If you think putting a violin in the hands of a six-year-old sounds premature, think again.
This month, first graders at Harriet Tubman Elementary School in West Baltimore will begin OrchKids, an after-school music venture led by the Baltimore Symphony Orchestra and based on the Venezuelan program El Sistema. OrchKids is funded by BSO music director Marin Alsop, and Robert E. Meyerhoff and Rheda Becker.
"Most of these kids feel like cattle, so we're trying to empower them," says Dan Trahey, OrchKids program manager, music educator, and tuba player. "My goal is not for these kids to be musicians, but to show there are many pathways to be successful."
Starting this month, about 25 first-graders will meet three days a week—two days for learning the basics, like music vocabulary, and the third for starting to play instruments. By the time they're in second grade, students will have chosen a specific instrument to play in upcoming years.
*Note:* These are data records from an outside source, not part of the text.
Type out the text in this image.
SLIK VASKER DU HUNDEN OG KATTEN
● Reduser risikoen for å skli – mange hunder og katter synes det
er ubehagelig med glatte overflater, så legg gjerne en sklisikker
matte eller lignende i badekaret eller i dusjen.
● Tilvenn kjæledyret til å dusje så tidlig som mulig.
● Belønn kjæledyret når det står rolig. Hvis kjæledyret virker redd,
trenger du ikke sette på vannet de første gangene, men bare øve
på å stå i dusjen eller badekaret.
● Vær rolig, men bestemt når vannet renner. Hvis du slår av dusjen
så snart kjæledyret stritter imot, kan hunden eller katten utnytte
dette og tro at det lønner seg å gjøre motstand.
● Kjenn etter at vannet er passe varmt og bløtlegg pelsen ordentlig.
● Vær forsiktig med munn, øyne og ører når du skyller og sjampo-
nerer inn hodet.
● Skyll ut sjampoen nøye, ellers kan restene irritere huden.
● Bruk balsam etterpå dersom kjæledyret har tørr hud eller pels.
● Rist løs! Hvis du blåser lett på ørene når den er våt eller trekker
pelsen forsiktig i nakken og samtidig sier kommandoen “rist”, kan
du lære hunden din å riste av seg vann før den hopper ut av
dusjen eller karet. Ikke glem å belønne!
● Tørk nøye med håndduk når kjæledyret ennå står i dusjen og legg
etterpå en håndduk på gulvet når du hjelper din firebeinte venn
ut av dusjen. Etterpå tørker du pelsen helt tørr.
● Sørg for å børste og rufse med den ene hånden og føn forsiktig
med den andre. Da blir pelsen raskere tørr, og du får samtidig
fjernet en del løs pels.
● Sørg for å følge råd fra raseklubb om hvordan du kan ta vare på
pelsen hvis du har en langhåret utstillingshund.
"The biggest thing we're doing is starting the kids so young, basically five years ahead of the national average," Trahey says. "That came out of El Sistema."
Trahey traveled to Venezeula last March because Alsop wanted him to observe the program firsthand. El Sistema, founded in 1975 by economist José Antonio Abreu, is a music-education program that trains
disadvantaged youth to perform in orchestras around the country. The program is almost entirely funded by the Venezuelan government and has trained an estimated two
million children since its inception.
"In Venezuela, they don't have after-school programs," Trahey says. "But now kids can
create something bigger than themselves."
While there, Trahey traveled to the more impoverished outskirts of Caracas and conducted an orchestra of kids involved in El Sistema. He admired the energy the kids had and hopes the same thing will happen in Baltimore. To spur that, one of Trahey's ideas is to teach kids "bucket band," or to use upside-down buckets as percussion, something already seen on urban streets.
"It draws on the rhythms they're already hearing," Trahey says. "So they can start
playing that right off the bat."
Beyond music, OrchKids will expose students to life outside their Edmondson-Westside neighborhood. The kids will take weekend field trips to the Meyerhoff, Peabody Institute, and Irvine Nature Center. Trahey also wants to plant gardens and build an amphitheater outside of the school.
Harriet Tubman principal Yvonne L. Cunion says she's excited about the impact that OrchKids can have on her students and the neighborhood as a whole.
"The children are in need of cultural experiences," Cunion says. "If we can open our doors wider and offer people more, then we can instill pride in the community."
Says Trahey: "We just want to give the kids these balls of clay and help them shape who they really want to be."